The defense claims Mr. Owens was in charge of a group known as “the family” that inflated earnings on its own and hid the crime from Mr. Scrushy for years.

Scrushy attorney Jim Parkman said Mr. Owens “not only orchestrated this fraud” at HealthSouth but also manipulated workers at the rehabilitation giant and his own debts ” a charge Mr. Owens denied.

Mr. Scrushy is charged with conspiracy, fraud, money laundering, obstruction of justice and perjury. He also is accused of false corporate reporting in the first test against a chief executive officer of the 2002 Sarbanes-Oxley Act.

If convicted, Mr. Scrushy could get what amounts to a life sentence and have to forfeit as much as $278 million in cars, houses, boats, jewelry, art and other items.
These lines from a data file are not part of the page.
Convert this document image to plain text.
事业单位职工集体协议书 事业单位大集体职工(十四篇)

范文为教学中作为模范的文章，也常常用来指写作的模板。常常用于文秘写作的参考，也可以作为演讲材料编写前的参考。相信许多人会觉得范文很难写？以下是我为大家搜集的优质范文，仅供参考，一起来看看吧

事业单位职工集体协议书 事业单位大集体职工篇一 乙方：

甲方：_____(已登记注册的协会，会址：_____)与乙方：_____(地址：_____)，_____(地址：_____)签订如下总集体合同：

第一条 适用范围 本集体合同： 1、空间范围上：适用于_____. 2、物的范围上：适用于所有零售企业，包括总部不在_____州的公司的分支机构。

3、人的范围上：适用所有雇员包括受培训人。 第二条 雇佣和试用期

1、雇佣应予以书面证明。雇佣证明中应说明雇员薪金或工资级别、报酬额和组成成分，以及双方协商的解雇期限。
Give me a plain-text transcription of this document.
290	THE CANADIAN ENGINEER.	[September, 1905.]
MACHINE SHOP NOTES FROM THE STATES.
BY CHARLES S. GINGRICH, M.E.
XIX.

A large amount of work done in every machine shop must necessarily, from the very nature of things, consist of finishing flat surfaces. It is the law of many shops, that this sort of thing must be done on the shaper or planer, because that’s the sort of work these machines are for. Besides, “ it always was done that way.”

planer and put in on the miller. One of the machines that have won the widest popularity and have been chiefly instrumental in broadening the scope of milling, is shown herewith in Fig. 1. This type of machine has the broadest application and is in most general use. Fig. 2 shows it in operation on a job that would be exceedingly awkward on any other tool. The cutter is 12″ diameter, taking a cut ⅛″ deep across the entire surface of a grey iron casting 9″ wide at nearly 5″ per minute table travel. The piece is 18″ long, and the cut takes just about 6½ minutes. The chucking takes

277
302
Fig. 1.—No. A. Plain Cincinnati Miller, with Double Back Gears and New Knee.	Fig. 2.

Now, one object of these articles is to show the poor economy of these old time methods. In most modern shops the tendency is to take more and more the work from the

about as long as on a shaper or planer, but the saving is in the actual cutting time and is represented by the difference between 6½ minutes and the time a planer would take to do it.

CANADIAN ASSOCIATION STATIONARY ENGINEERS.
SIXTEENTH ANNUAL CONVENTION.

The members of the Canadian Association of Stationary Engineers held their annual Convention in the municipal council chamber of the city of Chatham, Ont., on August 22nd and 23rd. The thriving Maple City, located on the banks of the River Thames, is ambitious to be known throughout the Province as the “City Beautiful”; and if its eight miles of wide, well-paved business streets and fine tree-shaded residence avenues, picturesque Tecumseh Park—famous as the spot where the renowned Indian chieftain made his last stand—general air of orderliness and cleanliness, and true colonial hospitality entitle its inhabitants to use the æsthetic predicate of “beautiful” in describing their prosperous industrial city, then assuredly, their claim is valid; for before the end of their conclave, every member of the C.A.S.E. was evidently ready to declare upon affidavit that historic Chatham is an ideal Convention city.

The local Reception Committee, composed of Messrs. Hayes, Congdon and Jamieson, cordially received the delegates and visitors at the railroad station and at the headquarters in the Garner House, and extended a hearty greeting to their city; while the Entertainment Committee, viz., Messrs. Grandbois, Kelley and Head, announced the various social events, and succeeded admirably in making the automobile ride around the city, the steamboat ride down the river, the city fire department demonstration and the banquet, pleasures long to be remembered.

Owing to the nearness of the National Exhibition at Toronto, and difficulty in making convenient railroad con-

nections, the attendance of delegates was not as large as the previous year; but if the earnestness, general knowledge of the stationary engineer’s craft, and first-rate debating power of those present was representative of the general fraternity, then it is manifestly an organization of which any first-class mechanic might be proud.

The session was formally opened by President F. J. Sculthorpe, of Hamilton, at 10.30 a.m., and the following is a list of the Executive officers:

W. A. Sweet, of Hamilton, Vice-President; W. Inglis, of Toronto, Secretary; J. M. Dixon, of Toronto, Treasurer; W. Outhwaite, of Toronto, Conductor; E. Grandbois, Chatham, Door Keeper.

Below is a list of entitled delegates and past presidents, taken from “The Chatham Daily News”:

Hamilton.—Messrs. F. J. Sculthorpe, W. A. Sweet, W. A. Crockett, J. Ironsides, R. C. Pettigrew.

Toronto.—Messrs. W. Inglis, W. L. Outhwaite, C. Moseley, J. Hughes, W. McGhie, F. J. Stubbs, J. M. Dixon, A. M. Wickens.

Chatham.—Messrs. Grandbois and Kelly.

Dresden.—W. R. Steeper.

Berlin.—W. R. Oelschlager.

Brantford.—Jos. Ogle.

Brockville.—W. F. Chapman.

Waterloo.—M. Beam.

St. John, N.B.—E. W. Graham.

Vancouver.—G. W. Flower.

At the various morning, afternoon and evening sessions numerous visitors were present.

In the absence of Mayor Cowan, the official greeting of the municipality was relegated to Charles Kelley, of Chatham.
In other court action yesterday:

• The star government witness in the fraud trial of former WorldCom chief Bernard Ebbers settled in for what will be a lengthy, grueling cross-examination .

Legal experts say they expect Scott Sullivan to face tough questions about marital infidelity, his admitted drug use, and his lavish Florida home ” not to mention the $11 billion WorldCom fraud in which he admits he participated.

Mr. Sullivan, who was finance chief under Mr. Ebbers, testified for 23 hours over five days under questioning from a federal prosecutor, repeatedly saying Mr. Ebbers was aware of, and refused to stop, the massive fraud.

• Tyco International Ltd.’s ex-head of human resources testified that the company’s compensation committee took no action when it learned in early 2002 that its top executives had millions of dollars of outstanding loans from the company.

Facing cross-examination by defense attorneys during her fourth day on the stand, Patricia Prue, senior vice president of human resources at the Bermuda conglomerate from 1998 to 2002, said the directors made no changes to the company’s so-called Key Employee Loan Program or its relocation loan program in February 2002, other than to ask for a regular update of loan balances of more than $50,000.